Le trader qui a fait paniquer Wall Street (Le Figaro)
La Bourse new-yorkaise a vécu jeudi un krach boursier vertigineux pendant une vingtaine de minutes. Selon les autorités boursières, une série d’erreurs expliquerait le décrochage «délirant» de certains titres. Un trader aurait confondu millions et milliards.
Mais il se trompe et tape «milliards» au lieu de «millions», et clique sur la valeur Procter & Gamble, un géant des produits de consommation aux Etats-Unis. En quelques nano-secondes, les actions chutent… jusqu’à 37% !
Conséquence : le Dow Jones, le principal indice boursier américain, sur lequel est coté Procter & Gamble, subit de plein fouet ces pertes, et dégringole en sept minutes de 9 %. Du jamais vu depuis le krach boursier de 1987 !
Dans ce laps de temps, ce sont 1.000 milliards de dollars capitalisation boursière qui s’envolent.Le Dow Jones casse littéralement les 10.000 points et touche un point bas à 9.873 points peu avant 21 heures (heure de Paris), alors qu’il avait atteint 10.880 points dans les premiers échanges, vers 16 heures.
Dans la spirale infernale, certaines actions y ont laissé des plumes, comme l’énorme groupe 3M, qui a décroché de 15 %. Que dire d’Accenture, dont le cours en Bourse a implosé, de 99,9 %, revenant de 41 dollars à quelques cents.
Les patrons de ces grands groupes ont dû vivre des minutes intenses. Leur pouls a pu retrouver des niveaux décents une vingtaine de minutes après, quand les cours sont, eux aussi, remontés à la normale.
«Une activité inhabituelle», ont d’emblée jugé les régulateurs américains boursiers. Digne d’un krach boursier. Une enquête s’ouvre.
Citigroup visé, transactions erronées sur plusieurs titres
En réalité, cette erreur humaine n’est pas confirmée. C’est CNBC qui a répandu une information selon laquelle ce serait un trader de la banque Citigroup qui aurait selon plusieurs sources anonymes «confondu les millions et les milliards». Selon Fox Business News, le trader aurait voulu vendre à terme 16 millions de dollars sur le S&P 500 (c’est-à-dire parier sur la baisse de l’indice) mais a passé son ordre sur Procter & Gamble pour 16 milliards de dollars,indique un des journalistes sur Twitter.
Interrogé, Citigroup n’a pas confirmé dans l’immédiat.
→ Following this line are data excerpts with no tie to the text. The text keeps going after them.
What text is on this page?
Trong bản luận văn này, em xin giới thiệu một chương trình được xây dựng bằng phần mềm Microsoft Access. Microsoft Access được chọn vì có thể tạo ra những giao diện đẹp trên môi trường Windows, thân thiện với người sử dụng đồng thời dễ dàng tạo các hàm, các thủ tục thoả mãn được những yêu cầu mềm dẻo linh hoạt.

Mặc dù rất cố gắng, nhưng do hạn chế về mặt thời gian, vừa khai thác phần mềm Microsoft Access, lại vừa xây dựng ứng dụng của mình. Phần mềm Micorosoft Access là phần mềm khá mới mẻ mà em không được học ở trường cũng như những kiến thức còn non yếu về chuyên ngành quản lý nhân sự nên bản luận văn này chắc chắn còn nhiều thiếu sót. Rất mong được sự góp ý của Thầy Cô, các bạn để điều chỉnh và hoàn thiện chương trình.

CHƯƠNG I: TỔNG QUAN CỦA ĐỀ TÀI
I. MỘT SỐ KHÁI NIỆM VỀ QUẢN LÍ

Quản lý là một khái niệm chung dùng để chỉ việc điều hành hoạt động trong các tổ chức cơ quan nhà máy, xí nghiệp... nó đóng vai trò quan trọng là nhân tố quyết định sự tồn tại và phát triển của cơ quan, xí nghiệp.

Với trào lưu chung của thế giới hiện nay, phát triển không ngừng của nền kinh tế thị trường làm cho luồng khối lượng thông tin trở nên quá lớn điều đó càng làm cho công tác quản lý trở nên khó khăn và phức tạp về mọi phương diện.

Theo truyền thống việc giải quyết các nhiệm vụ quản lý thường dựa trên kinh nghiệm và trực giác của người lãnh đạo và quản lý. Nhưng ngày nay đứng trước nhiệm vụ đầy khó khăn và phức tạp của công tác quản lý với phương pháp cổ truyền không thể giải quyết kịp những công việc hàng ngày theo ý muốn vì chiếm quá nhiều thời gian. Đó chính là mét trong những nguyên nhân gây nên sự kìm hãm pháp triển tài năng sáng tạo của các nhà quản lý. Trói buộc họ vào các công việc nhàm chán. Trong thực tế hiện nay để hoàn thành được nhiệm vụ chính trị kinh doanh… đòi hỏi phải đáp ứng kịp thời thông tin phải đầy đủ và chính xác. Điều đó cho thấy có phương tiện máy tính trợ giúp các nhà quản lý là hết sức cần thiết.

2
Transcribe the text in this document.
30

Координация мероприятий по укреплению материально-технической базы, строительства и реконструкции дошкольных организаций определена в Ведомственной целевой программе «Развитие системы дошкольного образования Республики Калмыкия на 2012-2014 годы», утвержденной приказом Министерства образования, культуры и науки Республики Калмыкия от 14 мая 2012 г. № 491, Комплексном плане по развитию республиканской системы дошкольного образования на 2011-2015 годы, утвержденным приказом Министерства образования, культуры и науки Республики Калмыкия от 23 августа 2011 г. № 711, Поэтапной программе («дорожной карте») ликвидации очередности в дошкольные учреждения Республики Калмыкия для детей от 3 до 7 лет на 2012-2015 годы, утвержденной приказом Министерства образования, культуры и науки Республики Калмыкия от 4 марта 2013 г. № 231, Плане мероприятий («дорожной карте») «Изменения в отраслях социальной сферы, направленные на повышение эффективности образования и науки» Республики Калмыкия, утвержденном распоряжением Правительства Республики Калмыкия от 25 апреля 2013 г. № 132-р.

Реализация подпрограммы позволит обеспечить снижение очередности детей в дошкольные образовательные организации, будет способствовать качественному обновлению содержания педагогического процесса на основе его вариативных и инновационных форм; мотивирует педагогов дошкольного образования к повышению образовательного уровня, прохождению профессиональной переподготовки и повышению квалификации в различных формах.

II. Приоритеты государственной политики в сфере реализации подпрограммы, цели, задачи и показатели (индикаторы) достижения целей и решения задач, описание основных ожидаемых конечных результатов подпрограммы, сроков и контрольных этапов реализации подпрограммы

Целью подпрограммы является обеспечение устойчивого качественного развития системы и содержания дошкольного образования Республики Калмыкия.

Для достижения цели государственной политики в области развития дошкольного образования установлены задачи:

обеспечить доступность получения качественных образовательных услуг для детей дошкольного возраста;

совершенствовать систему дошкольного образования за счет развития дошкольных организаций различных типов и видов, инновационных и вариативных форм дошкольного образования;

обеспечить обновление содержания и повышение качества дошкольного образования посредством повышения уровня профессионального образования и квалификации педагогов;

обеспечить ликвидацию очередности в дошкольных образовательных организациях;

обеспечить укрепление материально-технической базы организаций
Un porte-parole a dit que la banque enquêtait sur cette rumeur, mais qu’elle n’avait pour l’heure pas de preuve qu’une transaction erronée ait été passée. «Nous ne savons pas ce qu’il s’est passé (entre 14h40 et 15h00, heure de New York, NDRL), nous étudions le problème avec le Nasdaq et les autres grands marchés électroniques», a-t-il précisé.
Avant l’ouverture de Wall Street, ce vendredi, la banque a démenti que l’erreur de trading venait de sa part.
Transactions annulées
Quoiqu’il en soit, vers 14h40 heure de New York, le Dow Jones recule soudainement, ce qui entraîne des réactions de ventes en chaîne déclenchées par les automates d’ordre, ce qui plombe encore un peu plus l’indice. Quelques minutes plus tard, tout le monde admet qu’il y a eu une erreur, technique ou humaine – peu importe – et le mouvement de panique a laissé place à l’apaisement.
De son côté, le marché Nasdaq – celui qui regroupe les 100 plus grosses entreprises cotées hormis les financières – a indiqué qu’il enquêtait sur d’éventuelles transactions erronées concernant plusieurs titres.
En attendant, le groupe a annoncé qu’il allait «annuler toutes les transactions effectuées entre 14h40 et 15 heures à des prix plus élevés, ou moins élevés de 60% du dernier cours enregistré pour ce titre».
Des équipements informatiques hors-réalité
Ces écarts de cours relancent forcément le débat sur les systèmes informatiques de trading à haute fréquence (High Frequency), qui consiste à effectuer des opérations automatiquement à la vitesse de la lumière !
Ainsi, telle que la planète finance se présente, ces ordres passés à vitesse grand V représentent 60 à 70% de la totalité des transactions dans le monde. Les traders utilisent une stratégie qui consiste à tirer parti des différences dans la vitesse de cotation des cours sur les marchés.
«Les traders ont le droit de faire ça, la régulation ne leur interdit pas. Le problème qu’il y a eu hier n’est pas étonnant. Ce qui est consternant, c’est l’absence de contrôle qui existe dans la finance», s’est insurgé Marc Fiorentino sur les ondes de BFM vendredi matin.
Pourtant, depuis la faillite de Lehman Brothers en septembre 2008, la question de la régulation financière semble être au coeur des préoccupations des politiques. Sans réelle concrétisation jusque-là.